C’est par une double attaque que les djihadistes se sont rappelés au bon souvenir des populations de Bamako. Hasard de calendrier ou actes minutieusement calculés et programmés, les attaques qui ont simultanément ciblé, dès l’aube de ce mardi 17 septembre, un bâtiment de l’école de gendarmerie de Faladié et la zone militaire de l’aéroport international Président Modibo Keïta-Senou, interrogent plus d’un, parce que sonnant comme un symbole. En attendant de mieux appréhender les intentions et contours réels de ces attentats, leurs auteurs sont déjà connus, l’acte barbare ayant été reconnu par le Jnim, le groupe de soutien à l’islam et aux musulmans, une des tentacules de la pieuvre Al-Qaïda.

Les attaques intervenaient, seulement 48 heures, après le discours, le 15 septembre, du colonel Assimi Goïta, le premier président en exercice de la jeune confédération de l’Alliance des Etats du Sahel (AES), formée par le Mali, le Burkina Faso et le Niger, et qui commémorait l’An I de sa naissance. Autre circonstance troublante, les terroristes ont commis leurs ignobles attentats, quelque six jours avant la célébration de la fête nationale du Mali, qui marque l’accession, le 22 septembre 1960, à la souveraineté internationale, du pays de Modibo Keita. Troisième fait qui ne peut que soulever des interrogations, l’école de gendarmerie de Faladié, l’un des sites visés par les terroristes, est le lieu où, étaient gardés, selon plusieurs sources, les personnes accusées dans l’affaire dite de l’achat de l’avion présidentiel et d’équipements militaires surfacturés. Et comme par une étonnante coïncidence, c’est dans la matinée de ce mardi sanglant pour le Mali, que ceux-ci devaient, comparaître, devant une cour d’assise. Enfin, comment des sites aussi stratégiques et hautement sécurisés ont-ils été touchés? En somme, un faisceau de questions, pour l’instant sans réponses, mais qui pourraient bien être en lien avec ce double attentat terroriste qui a réveillé et tenu en haleine les riverains de Faladié, et tout le Mali.

Longtemps tenus éloignés de la capitale, depuis l’attaque de Radisson de Bamako, le 20 novembre 2015 et celle contre la base militaire de Kati, en juillet 2022, c’est la première fois que les terroristes s’attaquent, de nouveau, au coeur du pouvoir malien. Ils étaient, ce mardi dans la capitale qu’ils n’approchaient plus, tenus en respect par les Forces armées maliennes (FAMa) dont les communiqués officiels louent régulièrement les prouesses et le professionnalisme.

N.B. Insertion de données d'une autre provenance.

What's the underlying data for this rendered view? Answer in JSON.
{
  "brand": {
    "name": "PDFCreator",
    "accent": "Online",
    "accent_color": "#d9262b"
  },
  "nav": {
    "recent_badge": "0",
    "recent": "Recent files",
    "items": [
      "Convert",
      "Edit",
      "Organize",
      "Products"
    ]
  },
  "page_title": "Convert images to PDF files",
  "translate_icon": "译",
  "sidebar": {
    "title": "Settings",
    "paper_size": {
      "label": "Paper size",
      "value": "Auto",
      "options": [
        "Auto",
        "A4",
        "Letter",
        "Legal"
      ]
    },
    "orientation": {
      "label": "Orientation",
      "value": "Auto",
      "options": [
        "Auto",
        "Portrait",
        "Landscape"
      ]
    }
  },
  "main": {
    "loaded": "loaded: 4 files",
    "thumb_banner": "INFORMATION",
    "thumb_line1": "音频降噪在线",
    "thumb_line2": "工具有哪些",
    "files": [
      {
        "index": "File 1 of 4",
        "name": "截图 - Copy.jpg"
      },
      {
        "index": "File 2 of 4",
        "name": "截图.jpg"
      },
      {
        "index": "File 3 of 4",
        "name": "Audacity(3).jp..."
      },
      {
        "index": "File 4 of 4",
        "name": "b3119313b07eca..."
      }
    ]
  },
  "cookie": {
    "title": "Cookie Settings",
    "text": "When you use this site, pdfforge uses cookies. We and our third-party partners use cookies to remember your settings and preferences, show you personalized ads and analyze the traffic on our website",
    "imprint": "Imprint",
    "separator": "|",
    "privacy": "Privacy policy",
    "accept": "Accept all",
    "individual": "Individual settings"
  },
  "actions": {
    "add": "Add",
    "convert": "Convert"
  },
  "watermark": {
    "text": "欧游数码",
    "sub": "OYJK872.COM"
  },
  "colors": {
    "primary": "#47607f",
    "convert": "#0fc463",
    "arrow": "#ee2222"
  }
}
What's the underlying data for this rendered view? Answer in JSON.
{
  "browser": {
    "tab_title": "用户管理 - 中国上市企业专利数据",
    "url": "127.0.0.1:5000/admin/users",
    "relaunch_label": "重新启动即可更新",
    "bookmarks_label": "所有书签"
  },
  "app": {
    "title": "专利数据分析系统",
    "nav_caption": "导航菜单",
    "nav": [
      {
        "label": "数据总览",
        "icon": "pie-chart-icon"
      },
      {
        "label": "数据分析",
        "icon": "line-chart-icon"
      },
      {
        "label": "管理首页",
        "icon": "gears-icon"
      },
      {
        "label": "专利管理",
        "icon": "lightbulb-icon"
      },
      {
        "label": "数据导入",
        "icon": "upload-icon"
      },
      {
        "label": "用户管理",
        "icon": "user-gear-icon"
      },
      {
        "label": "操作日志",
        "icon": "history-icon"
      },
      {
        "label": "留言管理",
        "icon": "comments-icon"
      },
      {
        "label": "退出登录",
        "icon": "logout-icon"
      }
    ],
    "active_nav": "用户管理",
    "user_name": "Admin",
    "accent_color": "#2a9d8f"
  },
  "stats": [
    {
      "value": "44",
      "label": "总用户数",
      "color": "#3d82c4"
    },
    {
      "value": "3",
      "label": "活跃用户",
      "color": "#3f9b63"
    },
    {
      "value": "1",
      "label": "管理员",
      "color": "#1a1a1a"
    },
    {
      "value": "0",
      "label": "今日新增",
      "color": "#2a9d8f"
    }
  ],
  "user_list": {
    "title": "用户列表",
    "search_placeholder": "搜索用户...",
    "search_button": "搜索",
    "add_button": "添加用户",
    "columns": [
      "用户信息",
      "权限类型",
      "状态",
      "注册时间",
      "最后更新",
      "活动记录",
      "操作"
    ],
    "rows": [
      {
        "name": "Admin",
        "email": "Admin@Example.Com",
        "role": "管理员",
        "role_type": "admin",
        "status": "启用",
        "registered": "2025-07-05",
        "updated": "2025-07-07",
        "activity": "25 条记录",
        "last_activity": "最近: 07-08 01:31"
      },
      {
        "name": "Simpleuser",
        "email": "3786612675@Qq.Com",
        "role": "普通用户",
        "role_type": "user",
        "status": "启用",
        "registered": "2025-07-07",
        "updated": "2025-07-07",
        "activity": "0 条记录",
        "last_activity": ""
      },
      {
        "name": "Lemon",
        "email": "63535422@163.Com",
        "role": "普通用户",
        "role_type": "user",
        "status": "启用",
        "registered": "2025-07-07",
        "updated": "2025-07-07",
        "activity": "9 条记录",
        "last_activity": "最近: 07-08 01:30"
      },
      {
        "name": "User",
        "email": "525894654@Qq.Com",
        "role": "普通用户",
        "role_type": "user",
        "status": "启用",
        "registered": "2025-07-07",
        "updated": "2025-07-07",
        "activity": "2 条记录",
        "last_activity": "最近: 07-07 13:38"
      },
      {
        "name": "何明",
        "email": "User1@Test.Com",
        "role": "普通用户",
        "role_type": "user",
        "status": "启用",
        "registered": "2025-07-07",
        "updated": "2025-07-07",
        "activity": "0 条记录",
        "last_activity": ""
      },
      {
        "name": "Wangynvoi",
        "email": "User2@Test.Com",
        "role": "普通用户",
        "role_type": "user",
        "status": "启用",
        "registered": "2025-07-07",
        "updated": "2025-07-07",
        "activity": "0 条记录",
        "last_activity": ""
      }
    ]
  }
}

Les assauts des terroristes qui, certes endeuillaient l’armée et les populations civiles, étaient régulièrement repoussés par les Forces de défense et de sécurité (FDS) qui font subir, toujours selon la voix officielle, de lourdes pertes humaines et matérielles à ces hommes sans foi ni loi qui se sont enkystés dans le Sahel.

Pire, les terroristes ne se contentent plus de ce territoire sahélien, mais opèrent des incursions, tout autant meurtrières, dans les pays de la région du Golfe de Guinée. Le Mali, le Burkina Faso et le Niger ne sont donc plus les seuls pays dans l’œil du cyclone terroriste, la Côte d’Ivoire, le Togo et le Bénin, ayant également été frappés, sans oublier, le Nigéria et le Cameroun où la nébuleuse Boko Haram dicte sa loi aux gouvernants et aux populations, par le biais de tueries et d’enlèvements en masse. Tout porte à croire que la guerre asymétrique et lâche que les terroristes imposent aux pays, a des mobiles qui ne sont pas que ceux religieux que les combattants des groupes terroristes brandissent.

En tout cas, il est temps de se demander quelle option ajouter à celle du tout militaire qui, si elle n’a pas montré ses limites, ne fait pas la preuve de toute son efficacité, malgré la bravoure des armées régulières. De même, ne faut-il pas que les pays comme le Mali, lancés dans la reconquête totale du territoire national, ne mettent pas tous leurs œufs sécuritaires dans le seul panier russe, et s’assurent d’abord la cohésion nationale, qui rassemblera davantage de patriotes contre l’hydre terroriste dont chaque tête coupée repousse aussitôt? Dans ce combat d’envergure internationale, qui touche toute la nation, aucune flèche contre l’ennemi ne sera de trop.

En attendant, les ratissages se poursuivent du côté de Bamako qui révèle avoir interpellé des terroristes, neutralisé d’autres et saisi de l’arsenal de guerre. Si l’Etat-major des FAMa et les terroristes se contredisent, comme à l’accoutumée, sur les bilans des victimes, ce sont de nombreuses familles qui viennent d’être endeuillées et des dégâts matériels énormes commis par les forces du mal, notamment, avec la destruction d’aéronefs de l’armée malienne. Il urge donc, pour les pays ciblés par le terrorisme, d’unir leurs forces pour s’attaquer au fléau, et se donner les chances de lui porter l’estocade finale, ou tout au moins réduire sa capacité de nuisance.